I'm not sure that's a common point of view. I think that Player 2 is kingmaking whenever, by their choice of actions, they determine which of the other players will win, in a situation where they can't win.

Kingmaking is unavoidable, in this view. The challenge is just to do it in a way that doesn't ruin the enjoyment of the game.


I usually consider it Kingmaking if a player is acting sub-optimally in a way that impacts another player, or if they have to choose which player to target (if player 1 is probably not going to be able to win, but chooses a more expensive city player 2 might want over a cheaper city player 3 might want, etc).

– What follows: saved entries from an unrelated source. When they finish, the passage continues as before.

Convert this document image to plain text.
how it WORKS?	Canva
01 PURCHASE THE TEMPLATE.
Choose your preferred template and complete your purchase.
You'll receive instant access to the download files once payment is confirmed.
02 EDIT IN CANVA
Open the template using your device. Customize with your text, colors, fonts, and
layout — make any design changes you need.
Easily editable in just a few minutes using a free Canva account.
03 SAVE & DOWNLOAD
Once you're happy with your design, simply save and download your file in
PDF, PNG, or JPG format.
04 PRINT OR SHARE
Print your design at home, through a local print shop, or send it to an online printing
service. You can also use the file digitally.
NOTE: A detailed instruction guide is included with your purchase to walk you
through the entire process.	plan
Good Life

The thing you have to remember about getting screwed by turn order in Power Grid is that it's your fault, because the turn order is determined by a player's actions. A lot of the strategy of PG is maneuvering for turn order at crucial points. Being last player usually means you chose to make more money or take a better power plant, and if you get outmaneuvered and can't afford your cities because of turn order, you lost. That's a big part of how Power Grid works.

So if player 2 arbitrarily chooses to not build anymore and give up
1. That's poor sportsmanship (there are plenty of games where you can see your inevitable defeat coming, but it's weenie move to just stop playing or stop trying. This is a game about powering cities and making money, you should try to power cities and make money)
2. They're breaking Power Grid and the way the game is intended to work, where turn order has a huge impact. If one player chooses not to make turn order matter for another player, the game breaks down.